Sommaruga Carlo · Nationalrat · 2014-03-20
Sommaruga Carlo · Nationalrat · Genf · Sozialdemokratische Fraktion · 2014-03-20
Wortprotokoll
Avec l'article 148a, qui concerne les bénéficiaires des aides sociales et des prestations des assurances, je dirai que nous atteignons le fond de l'indignité que nous proposent les nationalistes de ce pays et les avatars bourgeois qui les suivent.
La chasse aux pauvres, et aux pauvres étrangers essentiellement, est ouverte. En effet, ce ne sont pas les oligarques que l'on accueille les bras ouverts, ce ne sont pas les forfaitaires fiscaux à qui on déroule le tapis rouge, et ce ne sont pas les dirigeants des multinationales au bénéfice d'allègements fiscaux que l'on bichonne continuellement, qui vont faire appel à l'aide sociale ou aux assurances sociales. Non, les bénéficiaires de l'aide sociale sont avant tout des travailleuses et des travailleurs. Ce sont des travailleuses et des travailleurs comme les "working poor", qui ne peuvent boucler leurs fins de mois sans aide sociale. Ce sont ceux qui, dans les usines ou sur les chantiers, sont usés, brisés, accidentés ou handicapés à vie par les rythmes de production toujours plus intensifs. Ce sont eux que l'on veut fliquer avec cette disposition.
Une majorité, composée de représentants de l'UDC et des alliés sur cette question que sont le PLR et le PDC, accepte d'inscrire dans la loi une nouvelle infraction pénale qui touche non seulement les étrangers mais également les Suisses. Cette infraction permet pour les étrangers, par une simple omission de production de papier qui donne droit à certaines prestations, une expulsion. Ainsi, à cause de quelques milliers de francs que peut avoir touchés un bénéficiaire d'assurances sociales ou quelqu'un qui a omis de remettre des papiers à l'aide sociale, la personne est expulsée. Elle l'est parce que cette infraction permet une condamnation jusqu'à cinq ans dans la version proposée par la majorité.
Obsédée par l'expulsion des étrangers, l'Union démocratique du Centre invente une nouvelle infraction, une infraction pénale qui est une infraction de classe, qui s'applique seulement aux pauvres. Le scandale, c'est que le Parti démocrate-chrétien et le Parti libéral-radical légitiment cette injustice, cette justice de classe dirigée contre les pauvres. Que s'est-il passé il y a à peine dix minutes dans les votes en cascade qui ont eu lieu? Cette même alliance a refusé que l'on condamne à l'expulsion ceux qui violent les règles de la fiscalité. Ainsi, on traite de manière différente le petit travailleur qui n'a pas assez d'argent, qui va à l'aide sociale, qui va être condamné et peut être expulsé. En revanche, celui qui obtient d'être imposé d'après la dépense, selon un forfait fiscal, en mentant à l'administration ne bénéficiera pas du même privilège d'être expulsé! Cette différence est insupportable et ne permet pas que l'on introduise dans le Code pénal une infraction qui vise uniquement cette catégorie de personnes!
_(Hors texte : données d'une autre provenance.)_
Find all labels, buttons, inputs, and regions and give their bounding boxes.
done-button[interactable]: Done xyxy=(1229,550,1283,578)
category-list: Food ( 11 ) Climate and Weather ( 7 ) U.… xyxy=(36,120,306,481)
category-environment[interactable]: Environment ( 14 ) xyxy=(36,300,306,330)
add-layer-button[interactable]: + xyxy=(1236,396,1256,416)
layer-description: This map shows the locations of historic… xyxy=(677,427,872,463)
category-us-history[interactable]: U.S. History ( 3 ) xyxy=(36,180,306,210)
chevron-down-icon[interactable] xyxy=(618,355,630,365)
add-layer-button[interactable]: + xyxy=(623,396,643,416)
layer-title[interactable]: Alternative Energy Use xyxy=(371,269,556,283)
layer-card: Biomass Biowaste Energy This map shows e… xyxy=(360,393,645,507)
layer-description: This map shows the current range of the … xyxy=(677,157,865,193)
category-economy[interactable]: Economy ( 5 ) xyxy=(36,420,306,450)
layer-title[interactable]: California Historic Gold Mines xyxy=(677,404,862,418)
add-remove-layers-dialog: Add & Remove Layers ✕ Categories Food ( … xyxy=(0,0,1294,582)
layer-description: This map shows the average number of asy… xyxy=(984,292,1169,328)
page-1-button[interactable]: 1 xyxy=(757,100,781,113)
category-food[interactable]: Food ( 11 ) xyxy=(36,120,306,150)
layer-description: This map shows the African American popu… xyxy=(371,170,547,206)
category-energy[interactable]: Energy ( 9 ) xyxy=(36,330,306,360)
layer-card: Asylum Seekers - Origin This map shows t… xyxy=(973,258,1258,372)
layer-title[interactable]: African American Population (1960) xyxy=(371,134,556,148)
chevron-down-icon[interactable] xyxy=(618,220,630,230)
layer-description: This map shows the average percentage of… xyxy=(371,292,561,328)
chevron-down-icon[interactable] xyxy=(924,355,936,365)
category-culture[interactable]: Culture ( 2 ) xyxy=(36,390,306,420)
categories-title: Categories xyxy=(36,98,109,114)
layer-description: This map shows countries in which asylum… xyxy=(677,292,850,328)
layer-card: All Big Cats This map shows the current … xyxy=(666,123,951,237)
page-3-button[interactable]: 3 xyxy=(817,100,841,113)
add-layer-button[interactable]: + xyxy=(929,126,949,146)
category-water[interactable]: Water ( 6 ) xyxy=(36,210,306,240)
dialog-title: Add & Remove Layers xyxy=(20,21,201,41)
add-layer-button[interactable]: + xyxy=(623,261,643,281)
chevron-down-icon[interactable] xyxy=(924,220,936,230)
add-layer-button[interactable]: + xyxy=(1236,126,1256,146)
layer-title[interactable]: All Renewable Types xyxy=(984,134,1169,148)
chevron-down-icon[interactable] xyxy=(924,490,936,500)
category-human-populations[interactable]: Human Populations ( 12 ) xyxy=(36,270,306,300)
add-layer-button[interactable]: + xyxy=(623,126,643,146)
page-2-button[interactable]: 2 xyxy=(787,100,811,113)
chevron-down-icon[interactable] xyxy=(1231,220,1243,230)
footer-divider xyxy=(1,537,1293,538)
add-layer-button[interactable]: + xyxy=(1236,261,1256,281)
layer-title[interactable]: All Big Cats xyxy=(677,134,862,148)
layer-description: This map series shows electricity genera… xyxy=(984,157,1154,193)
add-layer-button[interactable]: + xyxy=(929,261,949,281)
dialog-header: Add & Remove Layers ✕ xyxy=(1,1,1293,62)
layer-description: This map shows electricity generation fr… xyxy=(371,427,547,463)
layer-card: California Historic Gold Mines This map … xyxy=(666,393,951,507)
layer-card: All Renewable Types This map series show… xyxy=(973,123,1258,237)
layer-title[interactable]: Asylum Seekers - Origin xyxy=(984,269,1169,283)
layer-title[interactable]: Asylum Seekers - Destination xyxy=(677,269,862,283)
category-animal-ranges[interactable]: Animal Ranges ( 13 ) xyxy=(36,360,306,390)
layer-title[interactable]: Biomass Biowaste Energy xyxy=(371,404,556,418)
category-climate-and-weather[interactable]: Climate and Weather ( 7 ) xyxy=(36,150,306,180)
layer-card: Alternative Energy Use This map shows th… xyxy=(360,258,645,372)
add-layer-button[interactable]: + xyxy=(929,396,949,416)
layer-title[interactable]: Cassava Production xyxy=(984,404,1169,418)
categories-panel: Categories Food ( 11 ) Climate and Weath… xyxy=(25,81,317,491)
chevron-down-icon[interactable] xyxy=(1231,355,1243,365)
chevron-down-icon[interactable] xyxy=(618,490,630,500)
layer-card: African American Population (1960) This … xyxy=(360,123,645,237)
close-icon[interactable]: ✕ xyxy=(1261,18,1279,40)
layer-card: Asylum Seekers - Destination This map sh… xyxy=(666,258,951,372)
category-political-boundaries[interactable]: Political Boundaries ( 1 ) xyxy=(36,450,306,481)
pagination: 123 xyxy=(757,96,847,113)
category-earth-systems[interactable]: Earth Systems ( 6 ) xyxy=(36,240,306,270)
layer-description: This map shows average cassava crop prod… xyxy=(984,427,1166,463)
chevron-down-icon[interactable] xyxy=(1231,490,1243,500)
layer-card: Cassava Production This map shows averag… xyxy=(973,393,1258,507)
Vous me répondrez que le Conseil fédéral fait une proposition dans ce sens. Mais le Conseil fédéral est tenu de manière institutionnelle de proposer quelque chose dans le sens de l'article constitutionnel. Mais la proposition du Conseil fédéral est nettement meilleure et moins sévère que celle qui est défendue par la majorité de la commission. La proposition qui est faite tant par le Conseil fédéral que par la majorité est même à un niveau d'incrimination, je dirai, inférieur à celui de l'escroquerie ordinaire. En effet, dans l'escroquerie ordinaire, il faut une astuce pour être condamné. Tel ne sera même pas le cas pour les bénéficiaires de prestations sociales ou de prestations d'assurances sociales qui, par l'omission de papiers, auraient par hypothèse obtenu des prestations.
Je vous invite donc, avec la proposition de la minorité II (Schenker Silvia), à rejeter toute modification du Code pénal à ce niveau et, dans le cas où il faut choisir entre l'une ou l'autre des solutions proposées par la majorité et le Conseil fédéral, à suivre le Conseil fédéral qui a une position moindre au niveau de son impact.